Charles, I pulled out the end bungs and flushed out the tank this afternoon. This compressor serviced agricultural machinery and had obviously lived in very dusty conditions as most of the goop that came out was mud and there was no evidence of rust or shale. I sloshed ome heavy duty truck wash inside and left it sit for an hour or so to soften the residue. once flushed out clean, I was able to shine a torch inside and visually inspect it with my carefully calibrated eyeometer. I am satisfied it is still sound. It is a very solid tank, not like your average Chinese one. 

I made up a tool to remove the bungs with a couple of high tensile bolts and a steel offcut but all I managed to do was bend the bolts so I resorted to a Stilson wrench and they both came out. Sometimes you over think things when rough and ready gets the job done straight away.


----------



## rodw (Apr 25, 2013)

Yesterday, I picked up the motor from the repairer and it cost me $100 to fit a set of 2 new capacitors. They said they were not happy with the torque after this repair and that if it did not work out for me to bring it back so they could recover the parts and they would give me my money back as it was not worth rewinding a motor of this size as they could sell me a new Australian made motor for less than the cost of a rewind.

Last night, I had a rush trip to Tradetools before they closed at 6:00pm because I realised I would need a 1/2" drive Allen key to torque up the head bolts and of course the one I bought 30 years ago was the wrong size. I came back with a complete set for $35 which I thought was pretty good value.

I found time to put the compressor back together today and torqued the head bolts to 34 foot pound as per the advice from Pilot. There were six bolts so I tightened up the centre pair then went diagonally around the head in two passes with the first pass at about 20 foot pound.

Well I had a bit of a setback after that though. I mounted up the motor and found it was not much better than it was and I did not have the outlet connected to anything.

So anyway, I have pulled the motor off again and will go looking for a new motor.

I knew everything was going too smoothly.


----------



## rodw (May 6, 2013)

Well, I better put some more pics up.

I got it back together and the new motor fitted and tested everything. The pressure switch is fine and the blowoff valve seems set just above it. 

Here is my cheap arsed torque wrench and the $35 set of allen keys I needed to tackle the head bolts.













I decided I could not complete the job without painting it and I found an old tin of Killrust black enamel paint in the garden shed. I Hit the stickers with a hot air gun and got them off without too many dramas. I masked off a couple of rmeaining fittings and painted it with a brush.





And did a final assembly including the guards





So now it was time to plumb in the air. Before we start, let me share a couple of things with you.

First, don't use thread seal tape for air fittings.
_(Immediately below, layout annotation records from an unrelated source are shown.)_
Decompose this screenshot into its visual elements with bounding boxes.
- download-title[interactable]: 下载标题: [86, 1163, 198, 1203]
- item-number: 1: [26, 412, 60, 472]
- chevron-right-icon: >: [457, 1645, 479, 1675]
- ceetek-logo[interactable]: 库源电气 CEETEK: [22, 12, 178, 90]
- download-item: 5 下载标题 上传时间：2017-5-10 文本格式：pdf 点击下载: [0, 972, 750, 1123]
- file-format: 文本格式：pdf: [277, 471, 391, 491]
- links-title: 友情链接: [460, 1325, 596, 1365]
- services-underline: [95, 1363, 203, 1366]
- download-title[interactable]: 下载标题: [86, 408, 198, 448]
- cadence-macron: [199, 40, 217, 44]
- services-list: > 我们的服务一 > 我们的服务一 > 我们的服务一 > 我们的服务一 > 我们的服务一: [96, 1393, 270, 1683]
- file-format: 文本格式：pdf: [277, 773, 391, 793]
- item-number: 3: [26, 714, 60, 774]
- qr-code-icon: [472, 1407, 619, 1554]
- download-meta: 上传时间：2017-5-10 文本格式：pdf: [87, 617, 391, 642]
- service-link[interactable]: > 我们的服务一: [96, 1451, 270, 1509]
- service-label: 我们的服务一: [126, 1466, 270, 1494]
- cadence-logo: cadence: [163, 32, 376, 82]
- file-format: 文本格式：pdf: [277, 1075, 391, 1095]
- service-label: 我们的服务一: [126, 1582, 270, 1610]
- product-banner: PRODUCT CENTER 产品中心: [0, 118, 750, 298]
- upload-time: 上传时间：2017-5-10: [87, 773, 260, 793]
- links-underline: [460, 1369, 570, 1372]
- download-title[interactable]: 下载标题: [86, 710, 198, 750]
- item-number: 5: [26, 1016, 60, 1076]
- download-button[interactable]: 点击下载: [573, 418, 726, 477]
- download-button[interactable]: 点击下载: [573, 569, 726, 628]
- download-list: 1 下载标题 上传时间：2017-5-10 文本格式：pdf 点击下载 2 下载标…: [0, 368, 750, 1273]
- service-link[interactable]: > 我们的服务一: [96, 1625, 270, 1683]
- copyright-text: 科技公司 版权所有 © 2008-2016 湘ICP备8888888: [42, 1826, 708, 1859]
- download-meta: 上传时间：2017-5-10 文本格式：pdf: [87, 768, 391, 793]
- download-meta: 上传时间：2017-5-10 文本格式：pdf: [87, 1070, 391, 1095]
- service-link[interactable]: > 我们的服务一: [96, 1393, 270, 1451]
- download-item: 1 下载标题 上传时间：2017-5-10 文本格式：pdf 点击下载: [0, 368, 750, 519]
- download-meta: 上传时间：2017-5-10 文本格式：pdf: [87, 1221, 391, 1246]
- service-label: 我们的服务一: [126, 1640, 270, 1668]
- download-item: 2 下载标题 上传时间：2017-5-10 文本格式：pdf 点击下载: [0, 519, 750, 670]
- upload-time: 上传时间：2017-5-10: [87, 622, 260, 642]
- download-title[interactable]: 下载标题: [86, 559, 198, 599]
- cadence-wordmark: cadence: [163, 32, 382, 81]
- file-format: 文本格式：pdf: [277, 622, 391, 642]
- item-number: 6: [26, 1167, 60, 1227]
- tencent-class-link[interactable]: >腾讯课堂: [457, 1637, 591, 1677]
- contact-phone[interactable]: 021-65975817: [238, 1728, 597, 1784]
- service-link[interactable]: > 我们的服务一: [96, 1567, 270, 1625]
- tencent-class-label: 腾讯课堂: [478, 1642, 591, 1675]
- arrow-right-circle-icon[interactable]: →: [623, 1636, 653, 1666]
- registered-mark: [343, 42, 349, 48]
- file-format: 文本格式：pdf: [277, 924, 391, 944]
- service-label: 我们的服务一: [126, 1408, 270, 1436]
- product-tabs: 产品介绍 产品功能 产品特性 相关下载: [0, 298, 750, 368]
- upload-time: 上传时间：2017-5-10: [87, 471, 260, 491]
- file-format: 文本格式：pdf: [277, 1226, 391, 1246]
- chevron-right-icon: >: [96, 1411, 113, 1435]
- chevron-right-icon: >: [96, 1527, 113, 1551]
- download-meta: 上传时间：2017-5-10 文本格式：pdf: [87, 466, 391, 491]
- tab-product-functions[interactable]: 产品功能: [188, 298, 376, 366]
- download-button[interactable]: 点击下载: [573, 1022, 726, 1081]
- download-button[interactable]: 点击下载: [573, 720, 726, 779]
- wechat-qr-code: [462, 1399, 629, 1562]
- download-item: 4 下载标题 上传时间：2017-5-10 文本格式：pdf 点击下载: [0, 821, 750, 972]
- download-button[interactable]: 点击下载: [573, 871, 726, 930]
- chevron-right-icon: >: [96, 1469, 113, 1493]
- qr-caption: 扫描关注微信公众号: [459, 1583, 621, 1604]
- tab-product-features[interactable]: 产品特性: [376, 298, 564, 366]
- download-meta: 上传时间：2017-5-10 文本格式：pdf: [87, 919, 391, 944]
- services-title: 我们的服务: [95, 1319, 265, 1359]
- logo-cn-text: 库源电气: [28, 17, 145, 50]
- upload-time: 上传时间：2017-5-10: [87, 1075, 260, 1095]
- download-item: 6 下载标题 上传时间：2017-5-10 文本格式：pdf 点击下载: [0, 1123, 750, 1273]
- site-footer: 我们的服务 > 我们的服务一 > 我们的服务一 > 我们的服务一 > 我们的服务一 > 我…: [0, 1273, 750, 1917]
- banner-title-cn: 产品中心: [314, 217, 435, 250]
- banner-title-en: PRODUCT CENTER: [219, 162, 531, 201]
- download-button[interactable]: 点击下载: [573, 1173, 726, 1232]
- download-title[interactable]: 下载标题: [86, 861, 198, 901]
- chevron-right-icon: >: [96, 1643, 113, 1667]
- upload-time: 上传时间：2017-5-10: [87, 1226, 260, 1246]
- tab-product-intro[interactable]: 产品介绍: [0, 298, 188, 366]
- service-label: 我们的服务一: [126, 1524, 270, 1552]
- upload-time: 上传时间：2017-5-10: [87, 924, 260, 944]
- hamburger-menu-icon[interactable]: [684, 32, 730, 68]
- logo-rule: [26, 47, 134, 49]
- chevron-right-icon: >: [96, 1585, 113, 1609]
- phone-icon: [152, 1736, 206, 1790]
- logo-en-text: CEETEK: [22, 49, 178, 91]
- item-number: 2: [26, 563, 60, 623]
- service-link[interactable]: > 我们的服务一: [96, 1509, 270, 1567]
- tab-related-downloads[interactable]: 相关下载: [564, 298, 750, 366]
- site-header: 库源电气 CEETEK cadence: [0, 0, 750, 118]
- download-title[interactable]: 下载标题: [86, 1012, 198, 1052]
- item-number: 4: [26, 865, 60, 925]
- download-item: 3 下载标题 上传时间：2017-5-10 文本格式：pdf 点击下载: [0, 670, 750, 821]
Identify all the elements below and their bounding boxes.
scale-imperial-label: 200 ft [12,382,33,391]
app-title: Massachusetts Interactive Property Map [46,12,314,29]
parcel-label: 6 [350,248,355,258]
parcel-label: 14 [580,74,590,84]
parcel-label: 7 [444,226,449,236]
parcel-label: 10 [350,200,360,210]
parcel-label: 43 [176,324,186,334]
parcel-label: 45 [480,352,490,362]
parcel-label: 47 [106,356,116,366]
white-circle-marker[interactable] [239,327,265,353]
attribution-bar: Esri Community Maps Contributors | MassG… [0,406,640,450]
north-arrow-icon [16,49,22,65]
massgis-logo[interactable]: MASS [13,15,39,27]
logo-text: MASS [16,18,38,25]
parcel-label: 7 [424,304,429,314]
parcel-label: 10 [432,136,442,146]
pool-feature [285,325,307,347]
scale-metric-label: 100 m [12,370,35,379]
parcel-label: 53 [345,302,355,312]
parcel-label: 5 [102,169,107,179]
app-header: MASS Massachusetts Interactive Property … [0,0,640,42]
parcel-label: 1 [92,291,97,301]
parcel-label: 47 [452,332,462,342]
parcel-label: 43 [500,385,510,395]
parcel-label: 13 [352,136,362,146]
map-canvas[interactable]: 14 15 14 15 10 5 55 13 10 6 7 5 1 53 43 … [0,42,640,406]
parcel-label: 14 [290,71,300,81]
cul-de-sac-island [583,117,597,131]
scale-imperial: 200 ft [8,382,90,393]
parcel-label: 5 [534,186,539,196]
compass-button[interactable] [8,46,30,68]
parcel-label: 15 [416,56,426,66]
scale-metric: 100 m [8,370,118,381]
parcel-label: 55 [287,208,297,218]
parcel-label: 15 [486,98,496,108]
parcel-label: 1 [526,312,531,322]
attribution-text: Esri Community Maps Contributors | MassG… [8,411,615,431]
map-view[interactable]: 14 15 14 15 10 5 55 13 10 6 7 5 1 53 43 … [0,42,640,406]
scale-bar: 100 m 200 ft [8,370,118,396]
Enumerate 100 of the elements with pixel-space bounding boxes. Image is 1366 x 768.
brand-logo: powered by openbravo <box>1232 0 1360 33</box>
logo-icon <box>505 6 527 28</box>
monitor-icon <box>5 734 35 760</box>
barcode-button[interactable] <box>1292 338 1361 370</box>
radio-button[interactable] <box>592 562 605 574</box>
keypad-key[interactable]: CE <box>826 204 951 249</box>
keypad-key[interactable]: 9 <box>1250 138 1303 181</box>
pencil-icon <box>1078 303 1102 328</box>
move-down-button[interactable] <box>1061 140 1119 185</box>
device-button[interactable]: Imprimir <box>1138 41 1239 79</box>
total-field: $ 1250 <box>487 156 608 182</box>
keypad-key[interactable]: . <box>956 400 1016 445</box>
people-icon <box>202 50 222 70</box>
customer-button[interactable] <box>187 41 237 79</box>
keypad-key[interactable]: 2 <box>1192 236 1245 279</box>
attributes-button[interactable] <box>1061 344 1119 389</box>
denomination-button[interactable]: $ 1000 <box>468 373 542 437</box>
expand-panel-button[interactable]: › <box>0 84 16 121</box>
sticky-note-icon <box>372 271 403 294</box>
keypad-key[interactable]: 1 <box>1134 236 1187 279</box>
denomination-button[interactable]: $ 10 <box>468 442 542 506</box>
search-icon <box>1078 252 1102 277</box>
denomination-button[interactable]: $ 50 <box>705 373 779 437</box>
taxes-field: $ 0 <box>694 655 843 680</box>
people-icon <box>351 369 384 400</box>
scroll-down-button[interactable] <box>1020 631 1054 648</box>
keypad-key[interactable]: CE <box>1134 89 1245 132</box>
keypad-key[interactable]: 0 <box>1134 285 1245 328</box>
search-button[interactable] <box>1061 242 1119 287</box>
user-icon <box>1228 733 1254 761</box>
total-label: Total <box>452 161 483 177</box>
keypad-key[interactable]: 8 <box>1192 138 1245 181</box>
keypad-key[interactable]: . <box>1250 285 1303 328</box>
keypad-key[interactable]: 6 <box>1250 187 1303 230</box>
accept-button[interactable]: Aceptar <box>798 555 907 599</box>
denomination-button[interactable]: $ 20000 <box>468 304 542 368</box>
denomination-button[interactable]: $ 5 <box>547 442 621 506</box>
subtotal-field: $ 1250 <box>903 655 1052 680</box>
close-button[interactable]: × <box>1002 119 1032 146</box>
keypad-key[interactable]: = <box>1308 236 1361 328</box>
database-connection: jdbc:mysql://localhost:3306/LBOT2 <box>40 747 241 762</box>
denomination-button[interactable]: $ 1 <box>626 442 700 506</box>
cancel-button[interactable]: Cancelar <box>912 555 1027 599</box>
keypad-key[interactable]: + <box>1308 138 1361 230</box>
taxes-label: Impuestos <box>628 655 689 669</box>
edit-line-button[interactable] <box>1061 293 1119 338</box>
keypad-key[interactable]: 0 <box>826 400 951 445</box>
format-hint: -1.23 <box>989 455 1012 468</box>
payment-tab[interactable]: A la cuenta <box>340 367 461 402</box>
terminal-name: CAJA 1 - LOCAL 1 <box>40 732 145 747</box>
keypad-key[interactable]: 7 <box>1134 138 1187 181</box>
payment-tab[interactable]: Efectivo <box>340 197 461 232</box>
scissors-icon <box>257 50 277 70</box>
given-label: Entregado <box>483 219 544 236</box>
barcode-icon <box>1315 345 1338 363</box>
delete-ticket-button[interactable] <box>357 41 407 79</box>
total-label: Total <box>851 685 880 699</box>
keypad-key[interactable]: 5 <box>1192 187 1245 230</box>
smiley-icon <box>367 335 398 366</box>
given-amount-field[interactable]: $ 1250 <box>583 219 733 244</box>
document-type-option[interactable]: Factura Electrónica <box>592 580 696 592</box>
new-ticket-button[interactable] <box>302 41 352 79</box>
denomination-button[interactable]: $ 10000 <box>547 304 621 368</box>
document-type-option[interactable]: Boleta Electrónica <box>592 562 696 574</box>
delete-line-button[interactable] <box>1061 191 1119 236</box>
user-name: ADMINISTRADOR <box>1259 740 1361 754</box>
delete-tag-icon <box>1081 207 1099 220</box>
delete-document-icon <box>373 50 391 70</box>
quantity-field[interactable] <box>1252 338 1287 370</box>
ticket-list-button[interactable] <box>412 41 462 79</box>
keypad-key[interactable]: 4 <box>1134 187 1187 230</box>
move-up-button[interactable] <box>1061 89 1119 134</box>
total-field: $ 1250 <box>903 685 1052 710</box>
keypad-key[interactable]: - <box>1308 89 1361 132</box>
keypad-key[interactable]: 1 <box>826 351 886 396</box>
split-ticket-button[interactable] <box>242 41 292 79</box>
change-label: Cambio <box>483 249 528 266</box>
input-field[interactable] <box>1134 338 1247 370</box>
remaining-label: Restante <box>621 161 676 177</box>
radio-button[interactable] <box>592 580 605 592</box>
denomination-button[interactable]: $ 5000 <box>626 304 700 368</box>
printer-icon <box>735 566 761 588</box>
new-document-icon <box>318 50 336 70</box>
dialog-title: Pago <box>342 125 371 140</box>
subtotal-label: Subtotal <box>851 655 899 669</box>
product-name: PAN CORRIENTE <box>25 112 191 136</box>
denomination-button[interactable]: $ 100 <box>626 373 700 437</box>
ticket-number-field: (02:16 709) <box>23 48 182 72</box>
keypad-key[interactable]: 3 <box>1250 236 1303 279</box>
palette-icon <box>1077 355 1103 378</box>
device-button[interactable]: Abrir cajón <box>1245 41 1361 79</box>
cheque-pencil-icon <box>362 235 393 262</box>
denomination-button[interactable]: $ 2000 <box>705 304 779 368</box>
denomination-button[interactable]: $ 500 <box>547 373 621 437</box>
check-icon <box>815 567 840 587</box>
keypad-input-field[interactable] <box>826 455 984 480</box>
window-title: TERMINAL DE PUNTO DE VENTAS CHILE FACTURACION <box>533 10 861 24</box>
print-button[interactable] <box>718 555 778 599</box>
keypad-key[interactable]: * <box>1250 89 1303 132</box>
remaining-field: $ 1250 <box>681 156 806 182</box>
You will be forever chasing down leaks. Use a liquid sealant. 




This is some stuff I got from a plumbing supply place that I had on hand. Locktite also have it They make 2 types. This one which is rated for low pressure and stays soft. Its rated to 2600 kPa (3-4 times what we need here) so there is no need to get the high pressure sealant that dries hard and is harder to undo.

This cheap tool cost me < $10 from a plumbing supply place and I have used it so much that I had to turn the blade round to the second cutting edge. It is great for cutting irrigation pipe and hoses like air line.





And finally, I used these clamp on connectors for the first time which somebody said you can clamp  with a blunt pair of pincers. I am a convert. They are great and much better than hose clamps for this sort of thing. And the guy at the air shop gave them to me for free!





So with the tutorial over, lets get some air in this shed, note the plastic electrical grommet the hose passes through.





And the crimp on clamps




And a hole in the wall with a step drill, a squirt of metal primer from the inside so there are no unpainted edges





And a rubber grommet after wiping off the excess paint dribble





A male Nitto fitting, a couple of conduit clips screwed to the post for the storage rack and we are all good to go





Park it on the slab I poured about 2 years ago and stick some rubber pads under the wheels which don't have much padding left on them





And as soon as the electrical is complete we are done!





I better get the roof over my materials rack now.

I had thought of using hard air lines for this install but decided for the short  length of the run, air hose would be fine and once I get a power point outside, I will be able to unplug it and wheel it away for some other job if required.

Awesome to have air in my shop. Even without power, a full tank lasts a long time and I have wound the regulator back to about 60 psi as it was pretty strong at higher pressures.


----------



## Philjoe5 (May 6, 2013)

Nice restoration work Rodw.  Always nice to see good old machinery put back into workThm:

Cheers,
Phil


----------



## fishingboat (May 6, 2013)

Hi Rod W,
It's good to see that the project is done, and with minimal issues.   A fresh  coat of paint always makes a restoration look better and the new motor doesn't look out of place now.   I know that compressed are seems like a luxury until you have it.  My compressor is the most used tool in my shop.  I use it for everything from carpentry to painting with sanding seeming to be the most prevalent.  I restored a 21' fiberglass boat and now a 1956 MGA.  I am sure that you will enjoy and use it often!


----------



## gabby (May 6, 2013)

Very nice, is the new motor a 2.2kw ?
I have recently got a donated compressor going, but never went as far as you have with the new paint and all, I simply repaired the reeds and reassembled then test run ok :hDe: I am hoping the tank is still ok, there was no gunk in it when i opened  the drain valve at 60psi so I'm happy.


----------



## rodw (May 6, 2013)

gabby said:


> Very nice, is the new motor a 2.2kw ?
> I have recently got a donated compressor going, but never went as far as you have with the new paint and all, I simply repaired the reeds and reassembled then test run ok :hDe: I am hoping the tank is still ok, there was no gunk in it when i opened  the drain valve at 60psi so I'm happy.



Gabby, yes the motor is 2.2 kW v's the old one being 2.0 kW.

I bought the motor from Hare and Forbes who are over your way too. It had the correct frame size so all the dimensions made it a simple bolt on swap. They also had a Chinese motor for about half the price that would have required some work to sort out fitting the shaft and the motor mounts. I did not really want to spend any more time on it so took the easy way out. 

This old thing had lived in a dusty transport yard and the tank was full of mud that oozed out of the drain cock after it got shaken up on the way home so I had to flush it out. With the thickness of the steel used in these old compressors, I reckon the tank is the least of your worries. This one will outlast the Titanic!


----------